Carolina Bays; A Peek Into a Violent, Prehistoric World
No telling what compelled John Lawson and his gang to strip naked and wade through tangled underbrush and into the murky water, but we know with the benefit of three hundred years’ hindsight that if he’d moved north or south a bit, he might have avoided the unpleasant plunge altogether.
The famed Lawson party, exploring the wilderness of the Colonial Carolinas, happened upon a Carolina Bay—an elliptical depression on the otherwise flat expanse of the coastal plain deep enough to collect and hold rain and groundwater. With the advent of aerial photography and, later, satellite imagery, researchers got a sense for just how prevalent these bays are—tens of thousands of them stretching from Florida to New Jersey. Some are just a few feet long, others nearly half a mile.
Above: John Lawson’s account of his trek through Colonial Carolina and some of the creatures he encountered there. Images courtesy North Carolina Collection, Wilson Special Collections Library, UNC-Chapel Hill. The full text of Lawson’s narrative and many other primary resources are available from Documenting the American South.
Above: An image from Google Earth around White Lake, NC showing the prevalence of Carolina Bays. Below: An image from Google Earth showing the faint outline of bays (called Delmarva Bays up north) that were long ago filled in and farmed. Here is a Google Earth aerial tour of Carolina Bays on YouTube.
There are competing theories on the origin of Carolina Bays. The wildest hypotheses been debunked over the past century or so: artesian springs; the erosion of underlying limestone; schools of millions of fish fanning massive nests with their tails (when the sea level was higher); and, most outlandish of all, patterns from the motion of giant beavers or turtles.
A committed group of researchers clings to an extraterrestrial theory of origin. Not aliens, but rather the impact of one or more meteors over what’s now the Midwest, showering the prehistoric east coast with chunks of the exploded rock big enough to gouge out the bays. Among the evidence offered for this is that the axes of the bays all converge at a couple points in the Midwest.

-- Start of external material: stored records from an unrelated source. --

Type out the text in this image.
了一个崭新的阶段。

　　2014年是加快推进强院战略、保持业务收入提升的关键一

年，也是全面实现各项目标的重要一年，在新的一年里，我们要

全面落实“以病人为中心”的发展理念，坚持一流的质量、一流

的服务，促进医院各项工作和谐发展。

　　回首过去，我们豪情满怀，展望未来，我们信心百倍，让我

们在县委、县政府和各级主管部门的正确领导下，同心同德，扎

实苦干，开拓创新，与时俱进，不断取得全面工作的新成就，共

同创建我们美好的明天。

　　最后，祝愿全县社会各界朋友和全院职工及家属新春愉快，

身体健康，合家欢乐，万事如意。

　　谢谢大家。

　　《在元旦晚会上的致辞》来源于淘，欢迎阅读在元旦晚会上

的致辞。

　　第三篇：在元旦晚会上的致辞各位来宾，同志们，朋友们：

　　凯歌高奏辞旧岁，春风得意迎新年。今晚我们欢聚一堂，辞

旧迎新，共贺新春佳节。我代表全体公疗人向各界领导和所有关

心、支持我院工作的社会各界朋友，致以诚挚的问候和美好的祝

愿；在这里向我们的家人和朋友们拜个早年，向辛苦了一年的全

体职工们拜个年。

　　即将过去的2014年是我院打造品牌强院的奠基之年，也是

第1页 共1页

Measurements of Carolina Bays’ axes that furnish evidence for a Midwestern cosmic impact. Image courtesy of Michael Davias, cintos.org
But the generally accepted theory holds that the bays were windblown depressions that filled with water. They date, the evidence says, to 15,000 years ago or more when glaciers were fast retreating northward and the daily weather conditions were harsh. Conditions were bitter cold. The Laurentide Ice Sheet was only few hundred miles north. Hurricane-force winds blew for weeks on end. These were no dainty breezes; the gales were strong enough to move earth.
Flash forward to the (relative) present, and a calmer climate, and the Carolina Bays proved themselves nurseries for all manner of life, both animals and plants. In fact, the bays take their name not from the fact that they hold water but from the bay trees that flourish on their sandy southeastern rims. Native Americans visited bays often for the water, food and other resources they offered.
Above: LiDAR imagery of Carolina Bays in eastern North Carolina. Below: LiDAR imagery of Delmarva Bays on the Eastern Shore of Virginia. Images courtesy of Michael Davias, cintos.org
Cintos.org has dozens more LiDAR images of Carolina Bays, in addition to printed research about this phenomenon.
Of course, such an intricate tangle of wetland life was of little use for farmers and quite often hardscrabble homesteaders drained and cleared these bays so they could put them to the plow. All that’s left of many bays is the light streak of their onetime rim, visible from satellite imagery or on the ground as sandy soil crumbles in one’s hand. In other places bays have been co-opted for recreation, and rims that once abounded with bayside habitat now sports houses, docks and boats.
At most of these places, there’s little reflection on what bays once were.
But quite a few yet remain, from North and South Carolina up to the Delmarva Peninsula. At Bladen Lakes State Forest in North Carolina, trails meander around peaceful ponds— a peek into the fading remnants of a prehistoric world, a pleasant vista formed by a violent climate tens of thousands of years ago.
Scenes from Bladen Lakes State Forest, home to several Carolina Bays.
Scenes from White Lake, North Carolina, a Carolina Bay turned into a resort.
Above: Ground level on the sandy rim of former Carolina Bays. Top: Eastern Shore of Virginia. Bottom: N. Carolina
Ubiquitous bay trees give Carolina Bays their name.